Machine Learning to Support Triage of Children at Risk for Epileptic
Seizures in the Pediatric Intensive Care Unit
- URL: http://arxiv.org/abs/2205.05389v1
- Date: Wed, 11 May 2022 10:24:58 GMT
- Title: Machine Learning to Support Triage of Children at Risk for Epileptic
Seizures in the Pediatric Intensive Care Unit
- Authors: Raphael Azriel, Cecil D. Hahn, Thomas De Cooman, Sabine Van Huffel,
Eric T. Payne, Kristin L. McBain, Danny Eytan and Joachim A. Behar
- Abstract summary: Epileptic seizures are relatively common in critically-ill children admitted to the pediatric intensive care unit (PICU)
Children deemed at risk for seizures within the PICU are monitored using continuous-electroencephalogram (cEEG)
This research aims to develop a computer aided tool to improve seizures risk assessment in critically-ill children.
- Score: 5.708335717084799
- License: http://creativecommons.org/licenses/by-nc-nd/4.0/
- Abstract: Objective: Epileptic seizures are relatively common in critically-ill
children admitted to the pediatric intensive care unit (PICU) and thus serve as
an important target for identification and treatment. Most of these seizures
have no discernible clinical manifestation but still have a significant impact
on morbidity and mortality. Children that are deemed at risk for seizures
within the PICU are monitored using continuous-electroencephalogram (cEEG).

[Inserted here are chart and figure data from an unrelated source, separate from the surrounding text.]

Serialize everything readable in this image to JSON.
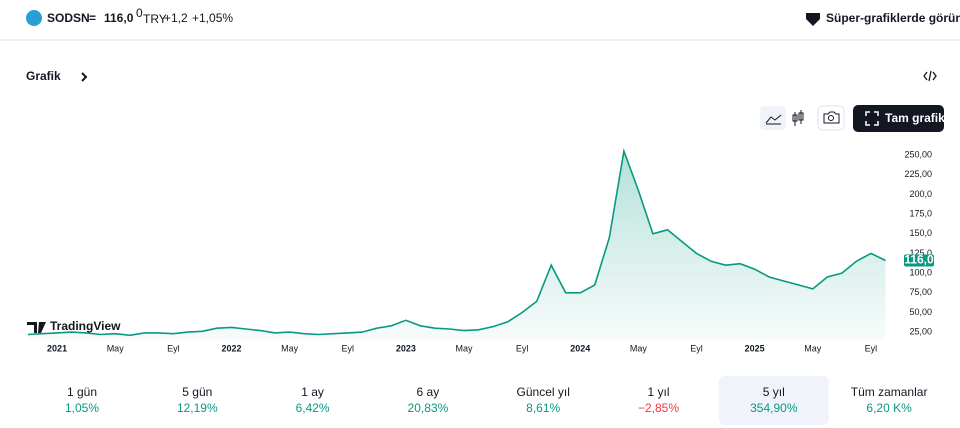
{
  "header": {
    "symbol": "SODSN",
    "separator": "=",
    "price": "116,0",
    "price_fraction": "0",
    "currency": "TRY",
    "change": "+1,2",
    "change_pct": "+1,05%",
    "super_charts": "Süper-grafiklerde görün"
  },
  "section": {
    "title": "Grafik",
    "full_chart": "Tam grafik",
    "watermark": "TradingView"
  },
  "chart_data": {
    "type": "area",
    "x": [
      "2020-11",
      "2020-12",
      "2021-01",
      "2021-02",
      "2021-03",
      "2021-04",
      "2021-05",
      "2021-06",
      "2021-07",
      "2021-08",
      "2021-09",
      "2021-10",
      "2021-11",
      "2021-12",
      "2022-01",
      "2022-02",
      "2022-03",
      "2022-04",
      "2022-05",
      "2022-06",
      "2022-07",
      "2022-08",
      "2022-09",
      "2022-10",
      "2022-11",
      "2022-12",
      "2023-01",
      "2023-02",
      "2023-03",
      "2023-04",
      "2023-05",
      "2023-06",
      "2023-07",
      "2023-08",
      "2023-09",
      "2023-10",
      "2023-11",
      "2023-12",
      "2024-01",
      "2024-02",
      "2024-03",
      "2024-04",
      "2024-05",
      "2024-06",
      "2024-07",
      "2024-08",
      "2024-09",
      "2024-10",
      "2024-11",
      "2024-12",
      "2025-01",
      "2025-02",
      "2025-03",
      "2025-04",
      "2025-05",
      "2025-06",
      "2025-07",
      "2025-08",
      "2025-09",
      "2025-10"
    ],
    "values": [
      22,
      23,
      24,
      25,
      24,
      22,
      23,
      21,
      24,
      24,
      23,
      25,
      26,
      30,
      31,
      29,
      27,
      24,
      25,
      23,
      22,
      23,
      24,
      25,
      30,
      33,
      40,
      33,
      30,
      29,
      27,
      28,
      32,
      38,
      50,
      64,
      110,
      75,
      75,
      85,
      145,
      255,
      205,
      150,
      155,
      140,
      125,
      115,
      110,
      112,
      105,
      95,
      90,
      85,
      80,
      95,
      100,
      115,
      125,
      116
    ],
    "color": "#089981",
    "xlim": [
      "2020-11",
      "2025-11"
    ],
    "xticks": [
      {
        "value": "2021-01",
        "label": "2021"
      },
      {
        "value": "2021-05",
        "label": "May"
      },
      {
        "value": "2021-09",
        "label": "Eyl"
      },
      {
        "value": "2022-01",
        "label": "2022"
      },
      {
        "value": "2022-05",
        "label": "May"
      },
      {
        "value": "2022-09",
        "label": "Eyl"
      },
      {
        "value": "2023-01",
        "label": "2023"
      },
      {
        "value": "2023-05",
        "label": "May"
      },
      {
        "value": "2023-09",
        "label": "Eyl"
      },
      {
        "value": "2024-01",
        "label": "2024"
      },
      {
        "value": "2024-05",
        "label": "May"
      },
      {
        "value": "2024-09",
        "label": "Eyl"
      },
      {
        "value": "2025-01",
        "label": "2025"
      },
      {
        "value": "2025-05",
        "label": "May"
      },
      {
        "value": "2025-09",
        "label": "Eyl"
      }
    ],
    "ylim": [
      15,
      259
    ],
    "yticks": [
      {
        "value": 25,
        "label": "25,00"
      },
      {
        "value": 50,
        "label": "50,00"
      },
      {
        "value": 75,
        "label": "75,00"
      },
      {
        "value": 100,
        "label": "100,0"
      },
      {
        "value": 125,
        "label": "125,0"
      },
      {
        "value": 150,
        "label": "150,0"
      },
      {
        "value": 175,
        "label": "175,0"
      },
      {
        "value": 200,
        "label": "200,0"
      },
      {
        "value": 225,
        "label": "225,00"
      },
      {
        "value": 250,
        "label": "250,00"
      }
    ],
    "last_price": {
      "value": 116,
      "label": "116,0"
    }
  },
  "periods": [
    {
      "label": "1 gün",
      "value": "1,05%"
    },
    {
      "label": "5 gün",
      "value": "12,19%"
    },
    {
      "label": "1 ay",
      "value": "6,42%"
    },
    {
      "label": "6 ay",
      "value": "20,83%"
    },
    {
      "label": "Güncel yıl",
      "value": "8,61%"
    },
    {
      "label": "1 yıl",
      "value": "−2,85%"
    },
    {
      "label": "5 yıl",
      "value": "354,90%"
    },
    {
      "label": "Tüm zamanlar",
      "value": "6,20 K%"
    }
  ],
  "selected_period": 6
}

cEEG monitoring cost is considerable and as the number of available machines is
always limited, clinicians need to resort to triaging patients according to
perceived risk in order to allocate resources. This research aims to develop a
computer aided tool to improve seizures risk assessment in critically-ill
children, using an ubiquitously recorded signal in the PICU, namely the
electrocardiogram (ECG). Approach: A novel data-driven model was developed at a
patient-level approach, based on features extracted from the first hour of ECG
recording and the clinical data of the patient. Main results: The most
predictive features were the age of the patient, the brain injury as coma
etiology and the QRS area. For patients without any prior clinical data, using
one hour of ECG recording, the classification performance of the random forest
classifier reached an area under the receiver operating characteristic curve
(AUROC) score of 0.84. When combining ECG features with the patients clinical
history, the AUROC reached 0.87. Significance: Taking a real clinical scenario,
we estimated that our clinical decision support triage tool can improve the
positive predictive value by more than 59% over the clinical standard.